Il rogo di Notre-Dame ha colpito molto l’immaginario collettivo. Appare tra l’altro inquietante che, nella stessa notte, un rogo abbia colpito anche Al Aqsa, la moschea sorta sulla spianata del Tempio di Salomone. I media hanno rassicurato l’opinione pubblica sul fatto che gli elementi originali – i rosoni, le reliquie (inclusa la corona di spine), gli interni in genere – fossero scampati alla distruzione, che colpito il tetto in legno e la guglia centrale.
Il crollo di quest’ultima è stata il vulnus più impressionante al complesso sacrale, ma si è precisato trattarsi di un elemento inserito tardivamente da Eugene Viollet-Le-Duc. L’autore (1814-1879) è infatti un primario artefice di una concezione del restauro tipicamente ottocentesca e neogotica.
Un tema su cui, qui nel cuneese, ha molto riflettuto un progetto di alta qualità come il CuNeoGotico, coordinato dal direttore del MIAAO, il professor Enzo Biffi Gentili: e proprio nel monregalese ci sono eccellenze in questo senso, come il lavoro dello Schellino di Dogliani.

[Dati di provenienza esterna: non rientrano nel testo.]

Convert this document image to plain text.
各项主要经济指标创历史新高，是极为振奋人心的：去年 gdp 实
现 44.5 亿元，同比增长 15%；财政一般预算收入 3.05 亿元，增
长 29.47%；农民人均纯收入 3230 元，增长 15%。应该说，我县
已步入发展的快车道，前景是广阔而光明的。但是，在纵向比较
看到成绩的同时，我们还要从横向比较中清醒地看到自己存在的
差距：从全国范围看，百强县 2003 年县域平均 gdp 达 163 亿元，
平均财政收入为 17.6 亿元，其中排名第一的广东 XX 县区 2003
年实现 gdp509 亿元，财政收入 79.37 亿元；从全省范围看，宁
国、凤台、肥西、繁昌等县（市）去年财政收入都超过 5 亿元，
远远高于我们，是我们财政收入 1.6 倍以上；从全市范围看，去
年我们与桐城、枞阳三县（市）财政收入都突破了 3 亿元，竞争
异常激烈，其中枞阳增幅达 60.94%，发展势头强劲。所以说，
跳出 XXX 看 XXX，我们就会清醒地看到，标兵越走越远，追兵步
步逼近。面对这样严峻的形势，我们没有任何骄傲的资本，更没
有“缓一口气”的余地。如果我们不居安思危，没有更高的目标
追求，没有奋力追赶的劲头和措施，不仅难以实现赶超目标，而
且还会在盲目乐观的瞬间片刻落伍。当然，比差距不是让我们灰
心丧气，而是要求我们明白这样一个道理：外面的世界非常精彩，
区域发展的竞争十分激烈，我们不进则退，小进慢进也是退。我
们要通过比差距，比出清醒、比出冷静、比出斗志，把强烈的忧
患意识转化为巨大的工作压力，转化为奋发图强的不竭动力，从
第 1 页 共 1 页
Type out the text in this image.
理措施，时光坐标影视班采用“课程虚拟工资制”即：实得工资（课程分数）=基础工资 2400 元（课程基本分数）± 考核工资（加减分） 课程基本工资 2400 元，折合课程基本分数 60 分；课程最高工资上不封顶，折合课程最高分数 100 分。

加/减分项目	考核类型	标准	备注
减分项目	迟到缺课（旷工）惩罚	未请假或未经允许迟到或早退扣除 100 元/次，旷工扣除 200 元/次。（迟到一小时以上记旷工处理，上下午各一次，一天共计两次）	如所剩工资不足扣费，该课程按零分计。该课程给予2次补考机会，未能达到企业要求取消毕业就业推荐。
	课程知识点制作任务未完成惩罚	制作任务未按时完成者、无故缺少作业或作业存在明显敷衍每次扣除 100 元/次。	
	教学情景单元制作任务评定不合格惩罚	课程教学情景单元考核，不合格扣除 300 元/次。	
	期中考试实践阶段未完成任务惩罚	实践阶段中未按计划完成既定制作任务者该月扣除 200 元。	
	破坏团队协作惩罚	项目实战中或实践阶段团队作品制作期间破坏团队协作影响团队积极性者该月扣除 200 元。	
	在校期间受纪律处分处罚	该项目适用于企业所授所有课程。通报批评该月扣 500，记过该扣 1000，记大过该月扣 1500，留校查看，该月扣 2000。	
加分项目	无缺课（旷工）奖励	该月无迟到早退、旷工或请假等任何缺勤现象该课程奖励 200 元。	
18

Viollet-Le-Duc è fondante per quella “lettura alchemica” che si è stratificata nel tempo sull’archetipo della cattedrale medioevale, incarnato in Notre-Dame. Una componente certo presente fin dalle antiche corporazioni muratorie dei costruttori gotici, in cui la massoneria vede la sopravvivenza dei cavalieri templari, ma fortemente valorizzata dall’architetto (l’ha sottolineato anche Franco Cardini).
La rappresentazione dell’alchimia in un bassorilievo di una donna con in grembo una scala diviene una sorta di punto d’inizio per rileggere con occhi diversi i simboli della cattedrale, strutturati su più livelli (come, in letteratura, nella Commedia dantesca). Una lettura che parte dai saggi fondanti di Fulcanelli (amico dei Curie, moderni “alchimisti” operativi dell’età atomica: e Marie, del resto, venne anche dalle nostre parti, nel 1918, per analizzare le acque radioattive di Lurisia). “Il mistero delle cattedrali” (1926) e “Le dimore filosofali” (1931) sono i due pilastri della divulgazione dei potenziali significati “ermetici” di Notre-Dame, poi ripresi innumerevoli volte.
Insomma, anche nei dettagli aggiunti nell’Ottocento c’è una parte della forza e del fascino di Notre-Dame: bisogna augurarci – con una punta di tremore... - che la nostra epoca sappia coglierne le ragioni nell’operare un restauro che si annuncia un compito imponente.